La vedovanza e il silenzio che parla
C’è una parola che pesa nel cuore di chi la vive, ma che spesso si pronuncia con pudore: vedovanza.
Nel mio blog, che ho voluto chiamare Solitudine d’argento, ho cercato di dare voce ai tanti silenzi che abitano la vita di chi invecchia.
Oggi voglio affrontare un dolore che conosco per riflesso, attraverso gli occhi di chi ho incontrato e ascoltato lungo il cammino: il momento in cui si resta soli dopo una lunga vita condivisa. Quando il “noi” si spezza, e si torna un “io” spaesato.
L’assenza che occupa tutto
Non importa se la perdita arriva all’improvviso, come un fulmine che squarcia il cielo sereno, o se è stata annunciata da una lunga malattia.
Il giorno in cui si resta soli ha un suono tutto suo. Il suono delle posate che sbattono contro un piatto per uno. Della porta che si chiude e non si riaprirà più.
Non si è mai davvero preparati. Nemmeno quando lo si aspetta, nemmeno quando ci si illude di esserlo.
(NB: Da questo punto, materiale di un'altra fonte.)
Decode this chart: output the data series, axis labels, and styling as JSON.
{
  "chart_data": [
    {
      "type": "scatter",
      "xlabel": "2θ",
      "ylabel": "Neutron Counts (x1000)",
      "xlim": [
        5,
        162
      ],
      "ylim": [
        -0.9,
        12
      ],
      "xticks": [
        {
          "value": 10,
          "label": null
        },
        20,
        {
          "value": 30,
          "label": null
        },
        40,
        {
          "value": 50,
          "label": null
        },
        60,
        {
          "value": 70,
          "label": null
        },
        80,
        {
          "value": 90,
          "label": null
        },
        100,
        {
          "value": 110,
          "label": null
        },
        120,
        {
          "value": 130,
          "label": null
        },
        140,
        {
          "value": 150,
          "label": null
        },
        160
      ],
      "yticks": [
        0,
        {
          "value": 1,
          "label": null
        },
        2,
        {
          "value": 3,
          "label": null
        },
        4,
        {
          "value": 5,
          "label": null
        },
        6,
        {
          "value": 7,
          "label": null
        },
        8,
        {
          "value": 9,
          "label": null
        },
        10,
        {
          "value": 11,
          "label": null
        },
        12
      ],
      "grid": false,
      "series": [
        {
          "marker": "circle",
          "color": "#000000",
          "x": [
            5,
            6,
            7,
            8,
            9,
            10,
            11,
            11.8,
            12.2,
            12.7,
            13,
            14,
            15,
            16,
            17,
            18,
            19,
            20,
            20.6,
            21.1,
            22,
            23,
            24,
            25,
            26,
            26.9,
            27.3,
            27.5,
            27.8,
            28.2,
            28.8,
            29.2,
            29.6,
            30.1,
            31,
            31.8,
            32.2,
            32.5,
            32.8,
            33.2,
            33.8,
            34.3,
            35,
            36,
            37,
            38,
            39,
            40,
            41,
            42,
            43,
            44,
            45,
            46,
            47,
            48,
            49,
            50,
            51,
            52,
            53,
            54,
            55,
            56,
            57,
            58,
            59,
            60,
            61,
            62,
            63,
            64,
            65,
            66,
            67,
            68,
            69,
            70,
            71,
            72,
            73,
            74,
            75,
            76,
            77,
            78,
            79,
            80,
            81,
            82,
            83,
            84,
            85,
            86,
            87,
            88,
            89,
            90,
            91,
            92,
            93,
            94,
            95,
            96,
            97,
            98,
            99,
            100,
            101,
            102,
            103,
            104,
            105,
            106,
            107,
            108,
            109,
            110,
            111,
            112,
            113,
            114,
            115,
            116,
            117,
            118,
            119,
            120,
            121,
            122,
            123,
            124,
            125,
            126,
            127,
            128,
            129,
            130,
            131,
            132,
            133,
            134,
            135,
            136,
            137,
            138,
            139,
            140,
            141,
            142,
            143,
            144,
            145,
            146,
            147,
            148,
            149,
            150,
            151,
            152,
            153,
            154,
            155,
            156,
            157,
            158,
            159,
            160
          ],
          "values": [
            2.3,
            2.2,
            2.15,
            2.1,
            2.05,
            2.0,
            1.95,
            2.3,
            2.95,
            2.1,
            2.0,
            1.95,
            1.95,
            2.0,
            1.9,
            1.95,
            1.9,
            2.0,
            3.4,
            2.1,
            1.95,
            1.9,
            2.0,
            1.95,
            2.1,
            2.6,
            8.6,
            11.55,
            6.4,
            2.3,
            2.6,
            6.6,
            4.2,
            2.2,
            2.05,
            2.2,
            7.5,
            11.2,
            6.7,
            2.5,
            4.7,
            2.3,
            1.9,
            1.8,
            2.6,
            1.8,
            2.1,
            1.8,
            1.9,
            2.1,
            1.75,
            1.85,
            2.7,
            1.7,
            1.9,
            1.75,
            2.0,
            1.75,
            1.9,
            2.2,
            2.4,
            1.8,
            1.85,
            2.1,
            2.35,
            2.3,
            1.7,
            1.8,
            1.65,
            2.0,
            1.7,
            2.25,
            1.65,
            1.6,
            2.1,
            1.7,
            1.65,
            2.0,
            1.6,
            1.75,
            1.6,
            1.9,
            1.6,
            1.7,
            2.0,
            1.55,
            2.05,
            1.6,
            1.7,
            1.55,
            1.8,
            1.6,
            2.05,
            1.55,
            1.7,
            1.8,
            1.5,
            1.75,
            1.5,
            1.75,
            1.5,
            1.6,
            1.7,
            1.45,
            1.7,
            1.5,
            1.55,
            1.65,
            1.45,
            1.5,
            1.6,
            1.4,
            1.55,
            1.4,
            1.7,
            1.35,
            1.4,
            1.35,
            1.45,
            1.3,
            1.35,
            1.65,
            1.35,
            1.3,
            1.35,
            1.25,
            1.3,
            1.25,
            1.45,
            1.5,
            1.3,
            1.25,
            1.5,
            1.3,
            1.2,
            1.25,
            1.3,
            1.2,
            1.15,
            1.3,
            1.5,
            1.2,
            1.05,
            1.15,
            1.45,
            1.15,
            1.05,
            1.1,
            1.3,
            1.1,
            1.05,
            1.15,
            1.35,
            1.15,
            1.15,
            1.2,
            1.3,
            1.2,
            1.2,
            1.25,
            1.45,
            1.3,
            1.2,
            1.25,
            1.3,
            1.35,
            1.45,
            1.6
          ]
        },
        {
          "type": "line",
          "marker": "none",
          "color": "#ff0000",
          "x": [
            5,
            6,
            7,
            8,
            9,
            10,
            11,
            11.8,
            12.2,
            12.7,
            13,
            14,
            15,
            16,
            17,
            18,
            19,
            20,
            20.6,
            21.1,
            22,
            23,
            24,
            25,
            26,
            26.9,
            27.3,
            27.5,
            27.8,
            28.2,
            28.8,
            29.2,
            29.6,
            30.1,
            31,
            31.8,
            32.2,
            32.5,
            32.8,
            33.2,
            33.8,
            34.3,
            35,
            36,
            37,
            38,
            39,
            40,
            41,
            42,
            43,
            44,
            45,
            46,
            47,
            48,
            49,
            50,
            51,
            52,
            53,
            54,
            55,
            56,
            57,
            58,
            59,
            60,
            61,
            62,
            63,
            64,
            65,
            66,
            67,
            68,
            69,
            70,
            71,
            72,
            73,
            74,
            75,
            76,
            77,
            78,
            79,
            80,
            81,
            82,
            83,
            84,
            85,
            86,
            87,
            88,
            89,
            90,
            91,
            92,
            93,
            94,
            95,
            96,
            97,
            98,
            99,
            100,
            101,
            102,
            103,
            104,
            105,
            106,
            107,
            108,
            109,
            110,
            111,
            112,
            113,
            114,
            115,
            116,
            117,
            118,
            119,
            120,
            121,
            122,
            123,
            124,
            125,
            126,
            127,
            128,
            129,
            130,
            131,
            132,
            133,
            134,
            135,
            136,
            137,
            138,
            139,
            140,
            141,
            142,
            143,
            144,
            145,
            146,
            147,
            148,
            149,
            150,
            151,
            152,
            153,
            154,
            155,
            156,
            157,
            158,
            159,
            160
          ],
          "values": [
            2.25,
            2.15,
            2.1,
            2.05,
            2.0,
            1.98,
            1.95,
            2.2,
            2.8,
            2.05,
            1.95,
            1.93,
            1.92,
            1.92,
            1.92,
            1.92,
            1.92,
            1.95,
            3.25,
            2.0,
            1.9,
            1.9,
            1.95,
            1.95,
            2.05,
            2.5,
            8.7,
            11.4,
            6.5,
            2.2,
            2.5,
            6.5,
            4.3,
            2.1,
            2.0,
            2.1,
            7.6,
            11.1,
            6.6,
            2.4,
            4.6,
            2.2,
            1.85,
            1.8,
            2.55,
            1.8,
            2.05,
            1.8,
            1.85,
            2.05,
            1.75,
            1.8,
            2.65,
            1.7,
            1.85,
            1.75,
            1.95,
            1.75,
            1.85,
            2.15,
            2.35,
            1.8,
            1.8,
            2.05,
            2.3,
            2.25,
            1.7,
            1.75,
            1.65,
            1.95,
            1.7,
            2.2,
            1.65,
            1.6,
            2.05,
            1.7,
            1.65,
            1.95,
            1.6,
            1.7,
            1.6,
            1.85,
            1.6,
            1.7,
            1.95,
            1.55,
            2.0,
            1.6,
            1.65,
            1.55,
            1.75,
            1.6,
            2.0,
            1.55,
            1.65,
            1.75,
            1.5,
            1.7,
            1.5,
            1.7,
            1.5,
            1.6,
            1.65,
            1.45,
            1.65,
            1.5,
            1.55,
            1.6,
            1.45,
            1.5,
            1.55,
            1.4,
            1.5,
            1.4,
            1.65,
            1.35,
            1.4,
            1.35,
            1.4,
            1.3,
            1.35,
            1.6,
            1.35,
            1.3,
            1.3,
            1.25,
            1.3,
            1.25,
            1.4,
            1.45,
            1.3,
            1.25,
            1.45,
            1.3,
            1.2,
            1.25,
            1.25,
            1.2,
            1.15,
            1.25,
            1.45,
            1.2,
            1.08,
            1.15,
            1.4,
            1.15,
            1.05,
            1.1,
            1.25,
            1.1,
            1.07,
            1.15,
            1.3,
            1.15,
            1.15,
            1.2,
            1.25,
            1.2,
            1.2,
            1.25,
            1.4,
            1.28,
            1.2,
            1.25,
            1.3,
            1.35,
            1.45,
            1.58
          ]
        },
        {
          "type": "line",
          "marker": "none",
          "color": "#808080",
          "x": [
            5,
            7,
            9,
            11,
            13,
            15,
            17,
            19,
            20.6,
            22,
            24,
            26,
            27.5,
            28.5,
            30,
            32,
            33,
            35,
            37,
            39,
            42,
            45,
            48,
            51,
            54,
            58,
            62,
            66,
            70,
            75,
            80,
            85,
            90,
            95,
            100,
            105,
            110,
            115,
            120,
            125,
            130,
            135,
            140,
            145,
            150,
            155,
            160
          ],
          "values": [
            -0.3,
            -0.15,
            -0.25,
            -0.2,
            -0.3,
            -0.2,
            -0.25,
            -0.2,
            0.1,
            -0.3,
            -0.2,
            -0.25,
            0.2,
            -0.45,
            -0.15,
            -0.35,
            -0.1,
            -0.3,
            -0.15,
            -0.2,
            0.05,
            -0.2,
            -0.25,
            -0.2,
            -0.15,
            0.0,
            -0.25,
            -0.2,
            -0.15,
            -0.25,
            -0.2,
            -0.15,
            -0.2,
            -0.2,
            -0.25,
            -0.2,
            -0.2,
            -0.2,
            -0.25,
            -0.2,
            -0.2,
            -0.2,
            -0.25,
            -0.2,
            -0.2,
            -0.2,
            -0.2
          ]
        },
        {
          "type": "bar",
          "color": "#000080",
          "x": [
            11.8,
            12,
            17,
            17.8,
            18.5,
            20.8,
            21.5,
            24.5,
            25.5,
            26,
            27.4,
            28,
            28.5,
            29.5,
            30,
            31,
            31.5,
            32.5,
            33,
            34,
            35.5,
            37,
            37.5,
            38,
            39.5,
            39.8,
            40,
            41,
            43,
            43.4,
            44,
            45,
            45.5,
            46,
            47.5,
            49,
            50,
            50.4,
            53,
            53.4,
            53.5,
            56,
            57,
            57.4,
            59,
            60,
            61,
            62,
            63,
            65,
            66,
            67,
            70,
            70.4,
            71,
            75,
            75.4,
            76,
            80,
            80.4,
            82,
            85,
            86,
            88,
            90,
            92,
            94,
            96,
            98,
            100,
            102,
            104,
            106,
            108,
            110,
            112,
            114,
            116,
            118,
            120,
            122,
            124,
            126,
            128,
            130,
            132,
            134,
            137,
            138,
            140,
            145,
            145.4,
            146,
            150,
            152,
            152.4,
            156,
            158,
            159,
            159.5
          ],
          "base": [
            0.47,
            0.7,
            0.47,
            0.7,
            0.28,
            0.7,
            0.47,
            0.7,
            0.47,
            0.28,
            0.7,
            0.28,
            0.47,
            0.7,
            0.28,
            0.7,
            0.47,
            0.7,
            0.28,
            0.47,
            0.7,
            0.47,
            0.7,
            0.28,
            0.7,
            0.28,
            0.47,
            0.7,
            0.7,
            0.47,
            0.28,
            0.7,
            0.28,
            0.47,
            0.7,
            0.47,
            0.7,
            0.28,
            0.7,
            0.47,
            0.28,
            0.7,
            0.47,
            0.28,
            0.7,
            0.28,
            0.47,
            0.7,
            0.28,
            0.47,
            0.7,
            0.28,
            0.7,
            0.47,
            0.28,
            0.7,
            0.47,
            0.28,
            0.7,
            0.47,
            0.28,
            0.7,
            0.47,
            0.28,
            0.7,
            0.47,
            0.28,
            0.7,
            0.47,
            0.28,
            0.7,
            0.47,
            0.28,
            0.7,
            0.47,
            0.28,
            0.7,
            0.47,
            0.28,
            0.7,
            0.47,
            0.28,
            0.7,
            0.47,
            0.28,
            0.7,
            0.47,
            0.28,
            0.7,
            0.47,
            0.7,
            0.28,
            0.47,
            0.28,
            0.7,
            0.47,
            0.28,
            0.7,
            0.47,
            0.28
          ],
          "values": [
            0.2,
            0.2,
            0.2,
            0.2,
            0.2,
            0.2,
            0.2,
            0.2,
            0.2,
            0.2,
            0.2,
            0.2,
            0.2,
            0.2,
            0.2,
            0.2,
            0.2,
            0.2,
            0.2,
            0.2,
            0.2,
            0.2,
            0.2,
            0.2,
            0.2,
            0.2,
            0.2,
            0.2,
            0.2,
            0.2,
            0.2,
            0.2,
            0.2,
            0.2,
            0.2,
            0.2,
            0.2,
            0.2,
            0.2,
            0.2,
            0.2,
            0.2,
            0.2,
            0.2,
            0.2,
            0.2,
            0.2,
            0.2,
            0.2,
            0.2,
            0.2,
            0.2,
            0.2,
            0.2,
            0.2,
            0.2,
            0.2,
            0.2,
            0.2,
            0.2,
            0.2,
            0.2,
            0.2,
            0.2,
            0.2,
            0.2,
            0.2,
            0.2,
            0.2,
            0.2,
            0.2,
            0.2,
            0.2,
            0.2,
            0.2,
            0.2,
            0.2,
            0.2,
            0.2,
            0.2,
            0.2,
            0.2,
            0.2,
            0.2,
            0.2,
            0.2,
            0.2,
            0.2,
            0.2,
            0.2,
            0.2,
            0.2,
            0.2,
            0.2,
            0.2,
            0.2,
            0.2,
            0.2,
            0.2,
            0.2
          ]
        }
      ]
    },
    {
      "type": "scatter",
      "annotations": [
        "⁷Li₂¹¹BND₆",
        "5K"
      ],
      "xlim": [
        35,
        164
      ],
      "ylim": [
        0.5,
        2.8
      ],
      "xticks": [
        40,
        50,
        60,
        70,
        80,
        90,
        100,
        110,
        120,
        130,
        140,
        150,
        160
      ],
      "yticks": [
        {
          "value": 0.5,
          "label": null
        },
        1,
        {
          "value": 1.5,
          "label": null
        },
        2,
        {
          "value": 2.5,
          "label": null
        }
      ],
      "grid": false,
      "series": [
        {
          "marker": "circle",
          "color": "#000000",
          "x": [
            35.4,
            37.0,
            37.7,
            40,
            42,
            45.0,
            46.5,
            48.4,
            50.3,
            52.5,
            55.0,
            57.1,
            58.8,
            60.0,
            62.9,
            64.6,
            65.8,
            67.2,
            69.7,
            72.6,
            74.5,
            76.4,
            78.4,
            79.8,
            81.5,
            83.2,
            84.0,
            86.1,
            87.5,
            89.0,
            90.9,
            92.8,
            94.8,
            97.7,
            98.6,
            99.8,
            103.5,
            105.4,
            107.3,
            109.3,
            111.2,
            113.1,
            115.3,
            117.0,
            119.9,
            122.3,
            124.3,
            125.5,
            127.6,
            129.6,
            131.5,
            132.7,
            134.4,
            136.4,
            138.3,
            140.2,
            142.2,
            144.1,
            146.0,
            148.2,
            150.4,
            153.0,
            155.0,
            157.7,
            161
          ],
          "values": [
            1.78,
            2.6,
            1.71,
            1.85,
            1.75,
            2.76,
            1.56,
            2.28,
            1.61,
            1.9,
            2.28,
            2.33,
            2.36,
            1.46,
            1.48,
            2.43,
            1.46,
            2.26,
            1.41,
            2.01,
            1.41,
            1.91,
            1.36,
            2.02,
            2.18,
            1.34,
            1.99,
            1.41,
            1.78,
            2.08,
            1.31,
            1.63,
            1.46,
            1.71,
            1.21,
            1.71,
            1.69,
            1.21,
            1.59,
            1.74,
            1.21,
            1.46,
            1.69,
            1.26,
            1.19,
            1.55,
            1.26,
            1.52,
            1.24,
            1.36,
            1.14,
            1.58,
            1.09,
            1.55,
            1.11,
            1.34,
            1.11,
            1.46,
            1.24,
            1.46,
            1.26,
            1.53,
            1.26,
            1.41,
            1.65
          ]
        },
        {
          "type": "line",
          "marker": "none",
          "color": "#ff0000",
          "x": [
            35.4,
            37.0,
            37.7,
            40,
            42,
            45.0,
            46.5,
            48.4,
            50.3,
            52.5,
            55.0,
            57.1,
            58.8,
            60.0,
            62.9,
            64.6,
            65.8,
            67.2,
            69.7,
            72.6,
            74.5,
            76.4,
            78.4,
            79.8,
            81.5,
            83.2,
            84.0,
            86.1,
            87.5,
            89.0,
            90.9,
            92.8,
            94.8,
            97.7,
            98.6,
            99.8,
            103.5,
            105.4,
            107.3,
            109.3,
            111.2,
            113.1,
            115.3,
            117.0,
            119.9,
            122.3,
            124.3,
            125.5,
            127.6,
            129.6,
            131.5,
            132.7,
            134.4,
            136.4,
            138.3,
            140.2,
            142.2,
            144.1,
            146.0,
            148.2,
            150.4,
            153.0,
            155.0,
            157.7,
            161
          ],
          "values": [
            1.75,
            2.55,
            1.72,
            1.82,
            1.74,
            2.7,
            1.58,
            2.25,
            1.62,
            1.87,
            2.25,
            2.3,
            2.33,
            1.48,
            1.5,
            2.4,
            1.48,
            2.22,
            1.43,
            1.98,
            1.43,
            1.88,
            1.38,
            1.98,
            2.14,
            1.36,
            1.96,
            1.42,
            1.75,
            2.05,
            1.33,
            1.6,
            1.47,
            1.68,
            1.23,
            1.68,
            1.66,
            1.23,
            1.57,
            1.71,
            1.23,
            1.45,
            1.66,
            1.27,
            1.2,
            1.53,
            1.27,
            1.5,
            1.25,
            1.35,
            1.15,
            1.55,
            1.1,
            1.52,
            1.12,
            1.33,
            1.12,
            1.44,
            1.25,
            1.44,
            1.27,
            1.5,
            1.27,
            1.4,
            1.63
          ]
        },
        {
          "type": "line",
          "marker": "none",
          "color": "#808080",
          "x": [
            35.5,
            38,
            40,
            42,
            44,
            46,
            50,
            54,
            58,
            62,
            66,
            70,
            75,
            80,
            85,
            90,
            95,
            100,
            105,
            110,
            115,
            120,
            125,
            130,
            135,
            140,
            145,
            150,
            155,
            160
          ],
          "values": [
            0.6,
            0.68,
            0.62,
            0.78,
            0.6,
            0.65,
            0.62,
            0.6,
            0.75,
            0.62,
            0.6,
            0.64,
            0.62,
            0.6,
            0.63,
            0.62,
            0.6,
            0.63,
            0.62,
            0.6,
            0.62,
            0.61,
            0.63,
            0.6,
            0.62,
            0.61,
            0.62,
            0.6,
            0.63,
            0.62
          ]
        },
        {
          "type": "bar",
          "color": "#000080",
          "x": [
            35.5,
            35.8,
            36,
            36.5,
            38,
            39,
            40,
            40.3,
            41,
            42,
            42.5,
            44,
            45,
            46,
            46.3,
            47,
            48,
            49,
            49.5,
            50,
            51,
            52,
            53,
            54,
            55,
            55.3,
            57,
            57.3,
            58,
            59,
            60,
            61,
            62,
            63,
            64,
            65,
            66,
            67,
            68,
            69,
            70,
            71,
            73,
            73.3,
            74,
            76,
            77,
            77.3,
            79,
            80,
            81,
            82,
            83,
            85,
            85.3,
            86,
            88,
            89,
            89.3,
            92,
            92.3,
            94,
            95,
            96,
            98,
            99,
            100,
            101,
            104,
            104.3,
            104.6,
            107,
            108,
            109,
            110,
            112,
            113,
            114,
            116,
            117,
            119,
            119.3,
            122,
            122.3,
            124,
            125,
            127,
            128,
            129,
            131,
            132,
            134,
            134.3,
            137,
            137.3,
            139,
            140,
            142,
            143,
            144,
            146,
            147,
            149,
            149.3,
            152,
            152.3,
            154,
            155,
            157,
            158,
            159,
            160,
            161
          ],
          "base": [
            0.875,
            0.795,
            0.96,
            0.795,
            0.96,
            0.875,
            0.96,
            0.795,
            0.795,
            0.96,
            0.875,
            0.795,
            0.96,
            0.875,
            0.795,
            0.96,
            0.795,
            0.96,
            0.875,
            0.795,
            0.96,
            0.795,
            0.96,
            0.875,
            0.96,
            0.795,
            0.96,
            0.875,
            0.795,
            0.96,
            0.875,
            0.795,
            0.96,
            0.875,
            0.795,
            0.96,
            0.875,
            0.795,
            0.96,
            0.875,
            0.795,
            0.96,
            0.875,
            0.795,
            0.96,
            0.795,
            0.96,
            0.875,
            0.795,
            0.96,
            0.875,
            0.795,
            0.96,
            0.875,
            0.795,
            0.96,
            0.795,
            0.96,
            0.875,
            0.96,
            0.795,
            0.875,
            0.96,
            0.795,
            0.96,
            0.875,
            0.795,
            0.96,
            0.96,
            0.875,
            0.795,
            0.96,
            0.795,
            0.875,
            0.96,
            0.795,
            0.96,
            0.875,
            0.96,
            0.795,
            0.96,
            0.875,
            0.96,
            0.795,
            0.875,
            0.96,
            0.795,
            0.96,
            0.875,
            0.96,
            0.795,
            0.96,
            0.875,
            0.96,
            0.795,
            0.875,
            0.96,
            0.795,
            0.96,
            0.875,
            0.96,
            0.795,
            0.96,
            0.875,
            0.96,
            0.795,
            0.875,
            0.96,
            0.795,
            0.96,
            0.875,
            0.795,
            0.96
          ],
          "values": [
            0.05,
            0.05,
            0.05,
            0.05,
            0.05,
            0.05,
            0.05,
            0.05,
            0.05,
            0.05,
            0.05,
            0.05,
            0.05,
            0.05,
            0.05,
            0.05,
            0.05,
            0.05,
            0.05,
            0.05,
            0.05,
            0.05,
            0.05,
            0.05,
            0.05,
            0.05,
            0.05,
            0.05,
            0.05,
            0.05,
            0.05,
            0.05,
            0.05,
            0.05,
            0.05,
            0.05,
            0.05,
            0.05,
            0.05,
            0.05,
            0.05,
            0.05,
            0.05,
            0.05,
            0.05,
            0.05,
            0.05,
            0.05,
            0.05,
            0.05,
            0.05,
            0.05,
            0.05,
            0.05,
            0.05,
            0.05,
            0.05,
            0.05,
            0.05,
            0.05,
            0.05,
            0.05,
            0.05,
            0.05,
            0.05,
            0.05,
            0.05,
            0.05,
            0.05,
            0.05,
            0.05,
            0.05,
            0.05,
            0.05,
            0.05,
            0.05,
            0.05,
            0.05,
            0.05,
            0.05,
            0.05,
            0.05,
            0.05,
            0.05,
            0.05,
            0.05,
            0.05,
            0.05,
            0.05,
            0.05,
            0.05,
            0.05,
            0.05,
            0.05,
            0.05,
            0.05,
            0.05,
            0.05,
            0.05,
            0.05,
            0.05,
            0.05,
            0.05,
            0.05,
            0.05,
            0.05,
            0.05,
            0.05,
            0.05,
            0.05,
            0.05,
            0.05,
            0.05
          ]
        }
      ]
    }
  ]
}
A volte, ciò che fa più male non è il dolore acuto, ma la sua persistenza nel tempo: la sedia vuota, la tazza lasciata a metà, i piccoli gesti quotidiani che ora sembrano senza destinatario.
Eppure, è da lì che inizia il lavoro più delicato: imparare a vivere ancora.
Un amore che non finisce, ma cambia forma
Non credo che l’amore finisca con la morte.
Credo che cambi casa.
Che trovi rifugio nei ricordi, negli oggetti, nei profumi della cucina, nella musica che ascoltavamo insieme.
Non voglio dimenticare, ma non voglio nemmeno smettere di vivere.
Ho imparato che non è tradire la memoria di chi se n’è andato, se si sceglie di sorridere ancora.
Anzi, è spesso il regalo più grande che possiamo fargli: portare con noi anche il suo sorriso, nel nostro.
Come si riparte?
Non ci sono ricette.
Solo piccoli gesti, piccole aperture.
Uscire anche se non se ne ha voglia. Dire “sì” a un invito, anche se si pensa che non ci si divertirà.
Accettare la tristezza, ma non sposarla.
Nel mio percorso, ho incrociato storie di persone che hanno trovato conforto in piccole cose: una tisana condivisa con un’amica, un libro lasciato troppo a lungo chiuso, il canto degli uccelli che rompe il silenzio del mattino.
E mi sono chiesto — e continuo a chiedermelo — se la solitudine, quando non la si subisce passivamente, possa diventare anche uno spazio nuovo, uno spazio in cui respirare, rallentare, magari anche riscoprirsi.
Non parlo per esperienza diretta, ma sento che vale la pena esplorare questa possibilità..
Un cammino che non sei obbligata a fare da sola
Scrivo queste righe per chi oggi si sente persa, per chi non sa se ha voglia di ricominciare.
Ti dico solo: non sei sbagliata. Non sei rotta. Sei viva.
E questo, già da solo, è un punto da cui ripartire.
Nel blog ho già proposto un percorso legato all’arte come risveglio:
👉 L'arte come risveglio – Un cammino per ricominciare
Non è l’unica via. Ma è una possibilità.
Tutto il blog, in fondo, è una carezza a chi si sente solo e un invito a non cedere al buio.